= Intel Hub Architecture =

Intel Hub Architecture (IHA), also known as Accelerated Hub Architecture (AHA), was Intel's architecture for the 8xx family of chipsets, starting in 1999 with the Intel 810. It uses a memory controller hub (MCH) that is connected to an I/O controller hub (ICH) via a 266 MB/s bus. The MCH chip supports memory and AGP (replaced by PCI Express in 9xx series chipsets), while the ICH chip provides connectivity for PCI (revision 2.2 before ICH5 series and revision 2.3 since ICH5 series), USB (version 1.1 before ICH4 series and version 2.0 since ICH4 series), sound (originally AC'97, Azalia added in ICH6 series), IDE hard disks (supplemented by Serial ATA since ICH5 series, fully replaced IDE since ICH8 series for desktops and ICH9 series for notebooks) and LAN (uncommonly activated on desktop motherboards and notebooks, usually independent LAN controller were placed instead of PHY chip).

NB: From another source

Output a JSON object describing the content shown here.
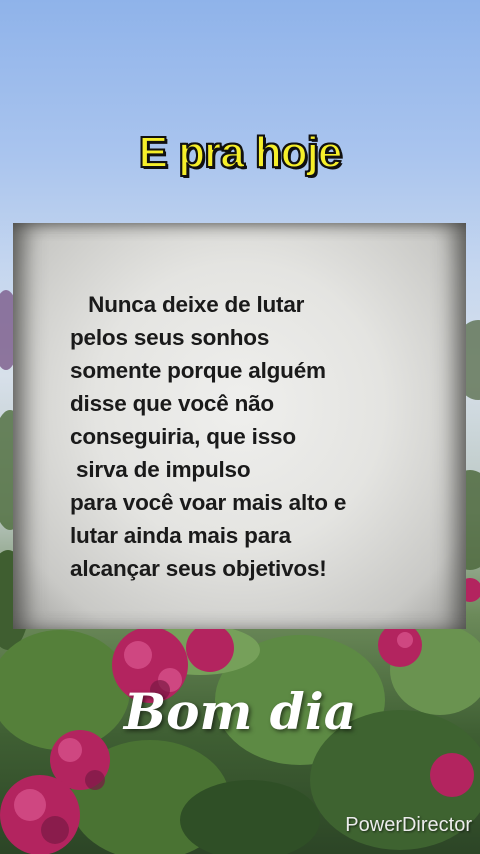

Intel claimed that, because of the high-speed channel between the sections, the IHA was faster than the earlier northbridge/southbridge design, which hooked all low-speed ports to the PCI bus. The IHA also optimized data transfer based on data type.

==Next generation==
Intel Hub Interface 2.0 was employed in Intel's line of E7xxx server chipsets. This new revision allowed for dedicated data paths for transferring greater than 1.0 GB/s of data to and from the MCH, which support I/O segments with greater reliability and faster access to high-speed networks.

==Current status==
IHA is now considered obsolete and no longer used, being superseded by the Direct Media Interface architecture. The Platform Controller Hub (PCH) providing most of the features previously seen in ICH chips while moving memory, graphics and PCI Express controllers to the CPU, introduced with the Intel 5 Series chipsets in 2009. This chipset architecture is still used in desktops, in some notebooks it is going to be replaced by SoC processor designs.